8. Auf Teilarbeitsmärkten, auf denen Angebot und Nachfrage sich in einer kritischen Weise annähern, hat sich die Marktmacht der Gewerkschaften verringert, weil sie nunmehr eine Arbeitskraft verwalten beziehungsweise zu „verkaufen“ suchen, die nicht mehr so knapp (wenn überhaupt knapp) ist wie bisher. Das Gesetz der Knappheit wirkt sich nun partiell wieder gegen die Arbeitnehmer aus, wenn auch bis jetzt in einer Weise, die vom sozialen Standpunkt aus noch völlig unbedenklich ist.

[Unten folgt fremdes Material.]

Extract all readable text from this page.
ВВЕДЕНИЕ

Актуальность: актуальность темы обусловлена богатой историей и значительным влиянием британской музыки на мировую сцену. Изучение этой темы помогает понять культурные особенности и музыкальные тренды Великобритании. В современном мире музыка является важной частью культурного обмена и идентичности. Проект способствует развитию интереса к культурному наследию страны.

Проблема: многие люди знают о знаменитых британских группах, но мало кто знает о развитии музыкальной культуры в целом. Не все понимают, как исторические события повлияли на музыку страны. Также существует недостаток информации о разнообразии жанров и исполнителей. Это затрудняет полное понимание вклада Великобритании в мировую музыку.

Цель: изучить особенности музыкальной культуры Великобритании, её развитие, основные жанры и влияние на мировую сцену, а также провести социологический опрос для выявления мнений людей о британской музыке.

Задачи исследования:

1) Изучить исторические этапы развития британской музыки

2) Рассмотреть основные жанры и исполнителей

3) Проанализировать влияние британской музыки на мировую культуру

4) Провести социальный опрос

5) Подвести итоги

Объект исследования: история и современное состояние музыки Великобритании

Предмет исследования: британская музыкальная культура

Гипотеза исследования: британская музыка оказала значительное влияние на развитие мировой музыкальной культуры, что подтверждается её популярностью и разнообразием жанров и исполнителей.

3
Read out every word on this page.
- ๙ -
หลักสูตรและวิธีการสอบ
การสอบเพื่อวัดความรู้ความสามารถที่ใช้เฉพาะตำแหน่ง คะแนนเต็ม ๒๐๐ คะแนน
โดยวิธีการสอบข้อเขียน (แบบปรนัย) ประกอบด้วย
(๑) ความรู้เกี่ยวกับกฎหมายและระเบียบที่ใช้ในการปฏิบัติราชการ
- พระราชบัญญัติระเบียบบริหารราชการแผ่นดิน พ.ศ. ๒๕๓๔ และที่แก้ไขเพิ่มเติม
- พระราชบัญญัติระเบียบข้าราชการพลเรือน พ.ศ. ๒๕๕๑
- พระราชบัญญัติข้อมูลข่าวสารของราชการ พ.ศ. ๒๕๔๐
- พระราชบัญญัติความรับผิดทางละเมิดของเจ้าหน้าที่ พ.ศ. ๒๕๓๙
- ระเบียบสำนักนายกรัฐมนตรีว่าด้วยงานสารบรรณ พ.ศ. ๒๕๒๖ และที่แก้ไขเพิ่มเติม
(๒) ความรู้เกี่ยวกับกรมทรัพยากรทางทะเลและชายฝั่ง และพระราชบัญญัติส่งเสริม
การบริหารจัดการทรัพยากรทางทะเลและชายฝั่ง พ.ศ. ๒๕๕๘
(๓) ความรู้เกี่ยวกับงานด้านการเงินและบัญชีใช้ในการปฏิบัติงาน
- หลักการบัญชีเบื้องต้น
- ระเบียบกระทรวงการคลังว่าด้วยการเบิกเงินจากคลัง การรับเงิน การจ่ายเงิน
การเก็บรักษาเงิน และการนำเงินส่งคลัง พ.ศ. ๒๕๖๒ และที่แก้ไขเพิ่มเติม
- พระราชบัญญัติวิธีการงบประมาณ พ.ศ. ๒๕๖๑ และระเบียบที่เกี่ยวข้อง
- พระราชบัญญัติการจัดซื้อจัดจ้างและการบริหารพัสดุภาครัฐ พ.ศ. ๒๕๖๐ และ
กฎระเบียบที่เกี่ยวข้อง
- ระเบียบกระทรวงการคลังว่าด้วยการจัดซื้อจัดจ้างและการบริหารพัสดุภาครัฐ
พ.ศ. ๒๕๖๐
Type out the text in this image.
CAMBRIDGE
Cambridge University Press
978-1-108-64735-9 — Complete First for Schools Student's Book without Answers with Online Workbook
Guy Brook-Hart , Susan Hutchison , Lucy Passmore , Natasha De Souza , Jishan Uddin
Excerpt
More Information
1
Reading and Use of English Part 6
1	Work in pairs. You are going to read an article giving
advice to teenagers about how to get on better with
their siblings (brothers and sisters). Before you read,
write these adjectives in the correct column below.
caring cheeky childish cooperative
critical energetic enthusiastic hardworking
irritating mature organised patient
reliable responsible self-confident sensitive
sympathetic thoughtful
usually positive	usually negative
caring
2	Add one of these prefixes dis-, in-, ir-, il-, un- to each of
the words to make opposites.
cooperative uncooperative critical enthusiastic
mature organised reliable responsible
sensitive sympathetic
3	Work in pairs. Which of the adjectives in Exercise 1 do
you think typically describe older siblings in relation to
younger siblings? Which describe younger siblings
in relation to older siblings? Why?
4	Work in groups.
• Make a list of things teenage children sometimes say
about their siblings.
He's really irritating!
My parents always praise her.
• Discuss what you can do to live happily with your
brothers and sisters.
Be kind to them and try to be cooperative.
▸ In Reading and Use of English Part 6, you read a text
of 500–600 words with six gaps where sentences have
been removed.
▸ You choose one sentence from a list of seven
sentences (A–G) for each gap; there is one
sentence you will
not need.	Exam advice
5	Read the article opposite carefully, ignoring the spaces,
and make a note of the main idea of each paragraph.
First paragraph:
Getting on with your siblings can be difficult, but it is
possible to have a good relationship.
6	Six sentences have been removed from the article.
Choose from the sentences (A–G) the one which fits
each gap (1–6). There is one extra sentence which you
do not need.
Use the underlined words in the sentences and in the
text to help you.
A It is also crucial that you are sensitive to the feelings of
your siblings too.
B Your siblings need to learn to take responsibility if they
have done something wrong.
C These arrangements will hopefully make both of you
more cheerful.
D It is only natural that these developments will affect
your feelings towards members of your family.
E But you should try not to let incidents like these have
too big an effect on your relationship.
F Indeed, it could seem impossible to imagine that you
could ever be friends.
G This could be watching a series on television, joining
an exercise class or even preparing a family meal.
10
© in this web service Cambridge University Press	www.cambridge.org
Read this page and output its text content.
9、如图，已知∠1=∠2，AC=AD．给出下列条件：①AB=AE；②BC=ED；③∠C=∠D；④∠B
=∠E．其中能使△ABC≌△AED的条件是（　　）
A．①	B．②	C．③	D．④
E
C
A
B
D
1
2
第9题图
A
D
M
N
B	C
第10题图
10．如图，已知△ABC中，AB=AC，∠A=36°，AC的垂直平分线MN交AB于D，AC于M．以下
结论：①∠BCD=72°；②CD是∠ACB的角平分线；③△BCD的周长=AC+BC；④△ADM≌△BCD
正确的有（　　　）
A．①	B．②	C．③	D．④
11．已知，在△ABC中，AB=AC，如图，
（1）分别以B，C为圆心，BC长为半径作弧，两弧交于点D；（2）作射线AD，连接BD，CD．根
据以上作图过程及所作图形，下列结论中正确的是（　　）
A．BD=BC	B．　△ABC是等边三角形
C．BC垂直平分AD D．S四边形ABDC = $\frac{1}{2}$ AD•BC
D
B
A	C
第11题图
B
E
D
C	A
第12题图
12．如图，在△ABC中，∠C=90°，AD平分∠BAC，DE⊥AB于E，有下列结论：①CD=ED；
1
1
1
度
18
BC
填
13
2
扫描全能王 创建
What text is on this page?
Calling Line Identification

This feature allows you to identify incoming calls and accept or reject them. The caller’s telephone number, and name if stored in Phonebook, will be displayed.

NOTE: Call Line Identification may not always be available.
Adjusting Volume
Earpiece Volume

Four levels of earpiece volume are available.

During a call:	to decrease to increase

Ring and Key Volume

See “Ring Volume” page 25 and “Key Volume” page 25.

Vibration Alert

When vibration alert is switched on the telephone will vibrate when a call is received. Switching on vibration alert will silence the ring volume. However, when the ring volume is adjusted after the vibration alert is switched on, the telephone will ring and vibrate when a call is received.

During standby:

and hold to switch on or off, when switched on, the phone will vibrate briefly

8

Trotz der bekannten Disziplin der bundesdeutschen Gewerkschaften ist es möglich, daß sie im Einzelfall durch einen Wortradikaligmus, der leicht in einen faktischen Radikalismus umschlagen kann, die erlittene Machteinbuße zu kompensieren suchen. Unter Umständen wird die bereits vorgesehene Verringerung der Soll-Arbeitszeit früher als beabsichtigt gefordert, um auf diese Weise eine unter Umständen bedenkliche Mehrnachfrage nach Arbeitskraft zu erzwingen.

Und Österreich?

Angesichts einer Entwicklung, die noch nicht drohend, wohl aber beachtenswert ist, soll aus der Fülle an Fragen, die sich nunmehr geradezu zwangsläufig ergeben, auf zwei hingewiesen werden: • Die gesellschaftliche Versorgung und vor allem die Versorgung der marktpassiven Rentner (die wir in Österreich eitel durchweg „Pensionisten“ nennen) beruht auf der Annahme, daß unser Sozialprodukt permanent wächst. Von dieser Annahme ist man sogar bei Festlegung der Berechnungsformeln für die Rentenanpassung ausgegangen. Eine langfristige Berechnung (Vorausschätzung) für die BRD zeigt nun, daß die Zahl der männlichen Rentner bis 1980 um 27 Prozent und jene der rentenberechtigten Frauen bis 1975 um 20 Prozent ansteigen wird. Wenn sich die Hoffnungen auf eine Fortsetzung der Entwicklung unseres Sozialproduktes nicht erfüllen, kann es dazu kommen, daß sich die Größe des Sozialproduktes und die Ansprüche darauf gegenläufig entwik-keln. In dieser nicht von der Hand zu weisenden Möglichkeit ist eine Gefahr begründet, der man sich trotz aller Warnungen bisher nicht bewußt gewesen ist, vor allem weil so manche Politiker weniger an die Realitäten (noch weniger an das Vaterland), sondern in erster Linie an Chancen bei den jeweils nächsten Wahlen denken. • In den letzten Jahren war es durchaus berechtigt, daß sich die Wirtschaftspolitiker mehr um die Beschaffung von Arbeitskraft bemühten, als Vorsorgen für eine Arbeitsplatzbeschaffung zu treffen. Auch wenn man die gegenwärtige und durch die Witterungseinflüsse noch verstärkte Entwicklung nicht dramatisiert, ist sie doch ein Anzeichen dafür, daß man eine größere und länger dauernde Arbeitslosigkeit zumindest in die wirtschaftspolitischen und auch in die politischen Kalküle einbeziehen muß. Die Budgetdebatte in jenem Ringstraßenlokal, das man mit immer weniger Berechtigung ein „Hohes Haus“ nennen kann, hat leider keinen Grund zur Vermutung aufkommen lassen, daß alle Männer und Frauen, die wir gebeten haben, unsere Interessen auf höchster Entscheidungsebene zu vertreten, dies auch durchweg tun. Zumindest kann man in Österreich noch kaum so etwas wie Ansätze eines Konzeptes erkennen, das geeignet wäre, der Bewältigung einer krisenhaften Entwicklung auf unseren Arbeitsmärkten zu dienen.